In the case of Soupionas v Soupionas the Court found that:

“If people, after finding solace and satisfaction in each other’s physical company for a period of years (in casu, by living together), decide to marry, the legal consequences of the marriage must be an important motivating factor for that contract of marriage and, consequently, all the material consequences of that marriage must have been thoroughly contemplated between the parties and it would be sound public policy, in an action for divorce where the Court has to decide whether or not to order the forfeiture of the benefits of the marriage in community of property, to enforce such contractual views of the two parties against each other”.

In the present case the Court took into account that the parties had lived together from 1969 until their marriage in 1973. This was one of the factors the Court took into consideration in awarding a forfeiture order. The Court allowed certain special payments to be awarded to the wife, and furthermore that the joint estate of the parties in South Africa be divided equally between the parties. The estate which the defendant had in Greece was not included in this part of the order as it had been totally derived from the defendant’s own family in Greece and had no connection with the plaintiff at all.

In looking at the forfeiture aspect of the case, the Court found no substantial misconduct. The Court did however take note that the plaintiff (lady) was a very violent lady, but that the defendant had lived with her prior to the marriage for many years and he knew what he was getting himself into.

The Court also looked at the defendant’s conduct. He had been involved in an intimate emotional relationship with a third party during the course of the marriage, although adultery was not able to be proven. The Court also looked at the assaults by the defendant on the plaintiff, which happened on more than one occasion. Another factor in determining whether there should be forfeiture or not, is the contribution of each party to the joint estate. The plaintiff had contributed towards the parties’ joint estate during their period of co-habitation prior to marriage and after marriage.

As appears from the above case, the courts take into account certain factors in determining whether there should be a forfeiture order or not, namely whether there has been substantial misconduct, financial contribution of each party, and the duration of the marriage. In this particular case the Court even looked at the period of co-habitation of the parties prior to the marriage.

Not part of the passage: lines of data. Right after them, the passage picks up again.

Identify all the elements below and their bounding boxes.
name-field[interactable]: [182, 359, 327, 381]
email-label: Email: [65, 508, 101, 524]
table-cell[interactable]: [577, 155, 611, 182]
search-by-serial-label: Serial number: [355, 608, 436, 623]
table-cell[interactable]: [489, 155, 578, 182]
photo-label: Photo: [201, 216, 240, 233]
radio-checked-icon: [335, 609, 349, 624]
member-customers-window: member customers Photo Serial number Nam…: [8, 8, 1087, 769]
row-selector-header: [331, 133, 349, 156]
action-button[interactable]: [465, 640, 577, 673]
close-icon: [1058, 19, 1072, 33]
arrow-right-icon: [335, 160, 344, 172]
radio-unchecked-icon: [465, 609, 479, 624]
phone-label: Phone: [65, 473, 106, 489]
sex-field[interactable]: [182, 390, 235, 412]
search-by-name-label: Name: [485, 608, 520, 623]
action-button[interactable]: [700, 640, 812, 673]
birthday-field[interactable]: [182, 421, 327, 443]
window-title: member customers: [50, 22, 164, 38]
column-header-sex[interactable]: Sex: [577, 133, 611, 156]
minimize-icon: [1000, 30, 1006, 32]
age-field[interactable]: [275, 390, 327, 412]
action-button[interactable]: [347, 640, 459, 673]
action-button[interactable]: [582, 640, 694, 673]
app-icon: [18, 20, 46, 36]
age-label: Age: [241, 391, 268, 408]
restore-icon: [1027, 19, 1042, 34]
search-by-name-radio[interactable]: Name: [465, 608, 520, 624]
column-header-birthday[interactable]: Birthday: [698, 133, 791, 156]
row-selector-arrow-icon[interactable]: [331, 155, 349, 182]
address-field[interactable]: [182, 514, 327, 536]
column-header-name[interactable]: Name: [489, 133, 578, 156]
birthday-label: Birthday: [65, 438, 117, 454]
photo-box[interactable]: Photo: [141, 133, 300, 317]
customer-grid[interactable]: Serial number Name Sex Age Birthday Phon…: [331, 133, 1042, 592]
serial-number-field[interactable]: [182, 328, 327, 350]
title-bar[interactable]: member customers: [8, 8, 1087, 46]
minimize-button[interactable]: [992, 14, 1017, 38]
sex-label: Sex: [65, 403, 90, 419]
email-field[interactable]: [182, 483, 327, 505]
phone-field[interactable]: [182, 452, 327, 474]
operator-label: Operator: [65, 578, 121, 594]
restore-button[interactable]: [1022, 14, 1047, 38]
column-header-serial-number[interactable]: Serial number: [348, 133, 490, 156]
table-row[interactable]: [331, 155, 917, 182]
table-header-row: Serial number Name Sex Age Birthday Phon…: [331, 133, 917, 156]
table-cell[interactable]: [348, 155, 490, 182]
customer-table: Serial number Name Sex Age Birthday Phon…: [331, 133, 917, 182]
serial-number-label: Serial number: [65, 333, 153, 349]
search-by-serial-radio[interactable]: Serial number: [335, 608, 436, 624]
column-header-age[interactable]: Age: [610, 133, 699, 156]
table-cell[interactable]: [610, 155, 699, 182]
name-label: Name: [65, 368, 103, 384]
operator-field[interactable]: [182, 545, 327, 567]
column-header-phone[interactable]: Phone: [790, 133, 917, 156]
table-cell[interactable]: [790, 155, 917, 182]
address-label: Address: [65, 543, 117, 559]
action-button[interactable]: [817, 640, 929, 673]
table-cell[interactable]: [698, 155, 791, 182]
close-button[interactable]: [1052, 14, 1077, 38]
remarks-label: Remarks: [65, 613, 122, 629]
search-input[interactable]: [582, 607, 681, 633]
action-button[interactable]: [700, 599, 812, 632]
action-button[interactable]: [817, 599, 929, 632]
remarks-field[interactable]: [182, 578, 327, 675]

It is quite common also for a court to award a partial forfeiture order, as seems to be the case here, where the plaintiff forfeited such interests as she might have in any assets of the joint estate outside South Africa. It is seldom that a party will receive a full one hundred percent forfeiture order. This would occur normally in a situation where one party was convicted as a criminal during the course of the marriage, and made absolutely no contribution to the joint estate.